Patients who achieved a CR following induction therapy reported a median OS of 9.7 years (95% CI, 6.7not reached [NR]) in the HSCT group vs 6.5 years (95% CI, 4.0-18.5) in the interferon alfa group (P= .15); those who achieved a PR had a median OS of 6.3 years (95% CI, 5.1-12.0) and 4.6 years (95% CI, 3.7-7.4), respectively (P= .10).
Patients who received an induction regimen without rituximab experienced a significantly increased PFS and OS following HSCT compared with interferon alfa maintenance therapy, according to findings from further exploratory subgroup analyses.
Specifically, the median PFS was 3.1 years (95% CI, 2.5-4.3) in the HSCT group vs 1.2 years (95% CI, 1.0-1.9) in the interferon alfa group (P< .0001). The Cox regression analysis adjusted for MIPI score showed an aHR of 0.40 (95% CI, 0.26-0.61). Moreover, the median OS was 6.7 years (95% CI, 5.4-12.9) and 4.3 years (95% CI, 3.6-6.6), respectively (P= .016). The aHR was 0.52 (95% CI, 0.33-0.82).
For those treated with a rituximab-containing induction regimen, the median PFS survival was 3.4 years (95% CI, 2.4-6.8) in the HSCT group vs 1.7 years (95% CI, 1.4-5.9) n the interferon alfa group (P= .087). The aHR was 0.72 (95% CI, 0.42-1.24). Additionally, the median OS was 9.6 years (95% CI, 5.5-12.2) and 5.5 years (95% CI, 4.6NR), respectively (P= .68). The Cox regression analysis adjusted to MIPI score gave an adjusted HR of 1.05 (95% CI, 0.55-1.99).

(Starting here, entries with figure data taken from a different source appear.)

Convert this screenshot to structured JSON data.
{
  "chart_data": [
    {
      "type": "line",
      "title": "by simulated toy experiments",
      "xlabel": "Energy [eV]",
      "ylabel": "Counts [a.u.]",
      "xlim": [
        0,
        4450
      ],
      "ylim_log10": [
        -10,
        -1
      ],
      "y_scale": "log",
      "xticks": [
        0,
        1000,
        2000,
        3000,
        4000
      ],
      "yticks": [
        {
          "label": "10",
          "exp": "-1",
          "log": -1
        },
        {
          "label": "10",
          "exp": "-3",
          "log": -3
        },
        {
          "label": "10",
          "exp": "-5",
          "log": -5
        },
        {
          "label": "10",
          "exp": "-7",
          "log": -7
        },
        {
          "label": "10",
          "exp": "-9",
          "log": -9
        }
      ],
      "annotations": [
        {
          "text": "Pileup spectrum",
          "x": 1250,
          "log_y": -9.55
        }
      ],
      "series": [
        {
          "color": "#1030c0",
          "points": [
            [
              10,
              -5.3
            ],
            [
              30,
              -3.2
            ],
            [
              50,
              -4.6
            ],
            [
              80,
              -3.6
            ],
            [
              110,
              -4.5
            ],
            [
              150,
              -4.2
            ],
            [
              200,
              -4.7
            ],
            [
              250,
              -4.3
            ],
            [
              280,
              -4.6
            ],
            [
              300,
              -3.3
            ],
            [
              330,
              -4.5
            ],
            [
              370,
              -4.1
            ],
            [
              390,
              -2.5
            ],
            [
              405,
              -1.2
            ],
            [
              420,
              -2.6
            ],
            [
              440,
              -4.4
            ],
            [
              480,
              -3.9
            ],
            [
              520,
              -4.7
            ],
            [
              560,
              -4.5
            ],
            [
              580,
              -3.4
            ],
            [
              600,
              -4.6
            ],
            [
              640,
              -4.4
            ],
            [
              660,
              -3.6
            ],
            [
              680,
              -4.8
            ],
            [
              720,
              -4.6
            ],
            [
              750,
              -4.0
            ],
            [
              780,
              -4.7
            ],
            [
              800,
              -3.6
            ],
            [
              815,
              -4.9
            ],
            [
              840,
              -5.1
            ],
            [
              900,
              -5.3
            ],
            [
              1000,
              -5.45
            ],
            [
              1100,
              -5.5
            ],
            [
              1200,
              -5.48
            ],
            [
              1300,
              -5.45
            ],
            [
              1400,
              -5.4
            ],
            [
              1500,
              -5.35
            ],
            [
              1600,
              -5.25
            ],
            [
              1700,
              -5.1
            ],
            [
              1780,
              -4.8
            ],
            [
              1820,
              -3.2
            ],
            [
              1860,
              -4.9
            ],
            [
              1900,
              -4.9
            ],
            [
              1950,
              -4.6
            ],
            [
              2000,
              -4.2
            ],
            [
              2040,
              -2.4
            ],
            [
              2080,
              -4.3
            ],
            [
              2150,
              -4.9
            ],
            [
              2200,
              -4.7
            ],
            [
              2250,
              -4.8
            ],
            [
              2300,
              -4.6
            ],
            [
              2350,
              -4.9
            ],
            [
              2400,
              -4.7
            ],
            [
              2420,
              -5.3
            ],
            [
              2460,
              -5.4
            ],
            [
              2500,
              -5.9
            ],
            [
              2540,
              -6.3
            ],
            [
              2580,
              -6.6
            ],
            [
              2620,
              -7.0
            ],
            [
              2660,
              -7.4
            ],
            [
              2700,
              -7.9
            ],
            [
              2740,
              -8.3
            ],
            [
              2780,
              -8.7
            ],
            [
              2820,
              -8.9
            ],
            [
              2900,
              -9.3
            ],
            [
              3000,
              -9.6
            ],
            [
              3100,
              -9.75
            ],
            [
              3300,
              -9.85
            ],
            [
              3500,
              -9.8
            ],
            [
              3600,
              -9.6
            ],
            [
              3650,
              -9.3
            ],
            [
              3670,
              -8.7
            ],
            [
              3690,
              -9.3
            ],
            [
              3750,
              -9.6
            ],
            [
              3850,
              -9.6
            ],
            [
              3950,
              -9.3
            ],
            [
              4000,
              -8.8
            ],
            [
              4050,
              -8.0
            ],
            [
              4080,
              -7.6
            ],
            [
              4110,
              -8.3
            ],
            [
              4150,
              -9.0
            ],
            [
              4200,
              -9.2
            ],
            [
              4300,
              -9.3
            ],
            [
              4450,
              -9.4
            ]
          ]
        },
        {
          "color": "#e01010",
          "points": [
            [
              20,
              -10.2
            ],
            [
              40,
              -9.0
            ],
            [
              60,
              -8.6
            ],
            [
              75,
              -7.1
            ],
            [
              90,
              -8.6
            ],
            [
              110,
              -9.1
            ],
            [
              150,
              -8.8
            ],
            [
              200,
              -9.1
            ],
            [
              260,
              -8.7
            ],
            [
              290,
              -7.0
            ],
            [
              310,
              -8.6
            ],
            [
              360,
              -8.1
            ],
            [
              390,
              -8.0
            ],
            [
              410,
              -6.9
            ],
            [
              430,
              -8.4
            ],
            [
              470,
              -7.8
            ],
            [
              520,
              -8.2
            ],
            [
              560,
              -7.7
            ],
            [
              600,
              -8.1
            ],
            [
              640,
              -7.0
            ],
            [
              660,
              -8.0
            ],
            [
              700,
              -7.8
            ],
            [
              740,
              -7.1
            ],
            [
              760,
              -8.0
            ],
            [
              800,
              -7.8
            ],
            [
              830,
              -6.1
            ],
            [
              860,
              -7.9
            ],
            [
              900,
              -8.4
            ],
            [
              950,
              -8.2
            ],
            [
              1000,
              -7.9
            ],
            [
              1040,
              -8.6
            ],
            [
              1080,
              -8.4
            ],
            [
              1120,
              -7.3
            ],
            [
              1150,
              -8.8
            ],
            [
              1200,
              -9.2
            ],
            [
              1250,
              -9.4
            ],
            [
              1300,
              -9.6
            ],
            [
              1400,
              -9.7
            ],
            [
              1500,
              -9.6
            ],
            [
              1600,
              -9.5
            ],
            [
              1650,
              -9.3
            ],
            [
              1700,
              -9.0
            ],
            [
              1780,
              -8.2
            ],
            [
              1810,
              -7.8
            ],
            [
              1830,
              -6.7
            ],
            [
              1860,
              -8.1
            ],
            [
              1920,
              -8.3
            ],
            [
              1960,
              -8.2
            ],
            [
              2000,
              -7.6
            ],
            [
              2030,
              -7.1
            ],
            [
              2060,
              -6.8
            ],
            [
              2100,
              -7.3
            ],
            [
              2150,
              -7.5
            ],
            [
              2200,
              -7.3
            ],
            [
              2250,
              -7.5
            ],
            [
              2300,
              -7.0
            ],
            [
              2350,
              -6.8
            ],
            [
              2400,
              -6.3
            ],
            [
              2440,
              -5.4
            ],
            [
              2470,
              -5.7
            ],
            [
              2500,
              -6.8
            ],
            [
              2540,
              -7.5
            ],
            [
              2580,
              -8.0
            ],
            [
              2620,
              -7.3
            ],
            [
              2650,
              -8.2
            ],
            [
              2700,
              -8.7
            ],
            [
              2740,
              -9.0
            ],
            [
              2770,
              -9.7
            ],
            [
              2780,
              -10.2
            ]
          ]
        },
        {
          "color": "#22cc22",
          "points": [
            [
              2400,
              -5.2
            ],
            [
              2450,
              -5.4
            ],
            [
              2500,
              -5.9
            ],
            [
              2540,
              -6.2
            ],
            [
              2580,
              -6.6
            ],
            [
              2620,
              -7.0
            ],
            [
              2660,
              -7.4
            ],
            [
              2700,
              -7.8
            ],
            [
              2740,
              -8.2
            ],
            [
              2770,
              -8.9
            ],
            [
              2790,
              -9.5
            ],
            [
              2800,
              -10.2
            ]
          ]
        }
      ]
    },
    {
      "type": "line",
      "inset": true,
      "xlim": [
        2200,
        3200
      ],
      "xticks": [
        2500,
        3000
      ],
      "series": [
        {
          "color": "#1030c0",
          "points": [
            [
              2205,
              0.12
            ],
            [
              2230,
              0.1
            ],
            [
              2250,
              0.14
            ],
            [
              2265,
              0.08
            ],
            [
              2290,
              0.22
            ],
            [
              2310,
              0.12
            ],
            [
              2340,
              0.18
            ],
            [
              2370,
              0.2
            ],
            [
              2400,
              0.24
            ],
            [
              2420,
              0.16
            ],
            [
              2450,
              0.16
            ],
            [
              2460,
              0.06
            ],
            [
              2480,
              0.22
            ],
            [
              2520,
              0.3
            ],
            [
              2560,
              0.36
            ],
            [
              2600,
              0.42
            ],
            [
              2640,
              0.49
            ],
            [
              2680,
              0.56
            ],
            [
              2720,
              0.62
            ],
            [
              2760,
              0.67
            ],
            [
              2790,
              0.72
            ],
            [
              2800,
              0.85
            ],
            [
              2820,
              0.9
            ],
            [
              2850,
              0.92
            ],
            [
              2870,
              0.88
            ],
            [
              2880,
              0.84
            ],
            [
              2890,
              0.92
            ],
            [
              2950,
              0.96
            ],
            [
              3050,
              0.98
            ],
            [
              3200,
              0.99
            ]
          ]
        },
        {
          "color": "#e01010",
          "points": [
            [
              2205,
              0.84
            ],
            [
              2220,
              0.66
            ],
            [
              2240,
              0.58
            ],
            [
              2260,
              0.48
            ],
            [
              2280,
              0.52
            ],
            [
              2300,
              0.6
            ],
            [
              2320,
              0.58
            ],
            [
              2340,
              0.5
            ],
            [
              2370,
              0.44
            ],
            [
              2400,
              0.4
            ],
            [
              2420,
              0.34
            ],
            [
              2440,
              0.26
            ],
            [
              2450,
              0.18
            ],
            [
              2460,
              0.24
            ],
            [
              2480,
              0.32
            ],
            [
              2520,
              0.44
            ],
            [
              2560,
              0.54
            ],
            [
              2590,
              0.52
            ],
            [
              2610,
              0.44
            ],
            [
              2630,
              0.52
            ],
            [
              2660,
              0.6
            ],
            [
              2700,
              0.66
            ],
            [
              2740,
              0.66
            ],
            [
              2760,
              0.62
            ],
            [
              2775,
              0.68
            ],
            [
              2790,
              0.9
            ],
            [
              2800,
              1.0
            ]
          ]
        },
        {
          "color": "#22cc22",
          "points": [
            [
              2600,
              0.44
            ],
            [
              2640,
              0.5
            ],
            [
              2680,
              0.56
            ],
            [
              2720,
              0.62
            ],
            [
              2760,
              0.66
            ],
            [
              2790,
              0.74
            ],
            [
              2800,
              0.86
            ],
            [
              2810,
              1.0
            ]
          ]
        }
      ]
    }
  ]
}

On the basis of these mature data, the significantly improved PFS after autologous HSCT is independent of remission status after induction therapy, with OS showing the same trend, study authors concluded. Therefore, these data from the first randomized phase 3 trial of the European Mantle Cell Lymphoma Network underline the relevance of post-induction autologous HSCT in the context of a CHOP-like induction therapy.
However, the treatment of the disease has changed since the start of this trial. As such, data from ongoing efforts like the phase 3 TRIANGLE trial (NCT02858258) could serve to challenge the future role of autologous HSCT in young patients with MCL.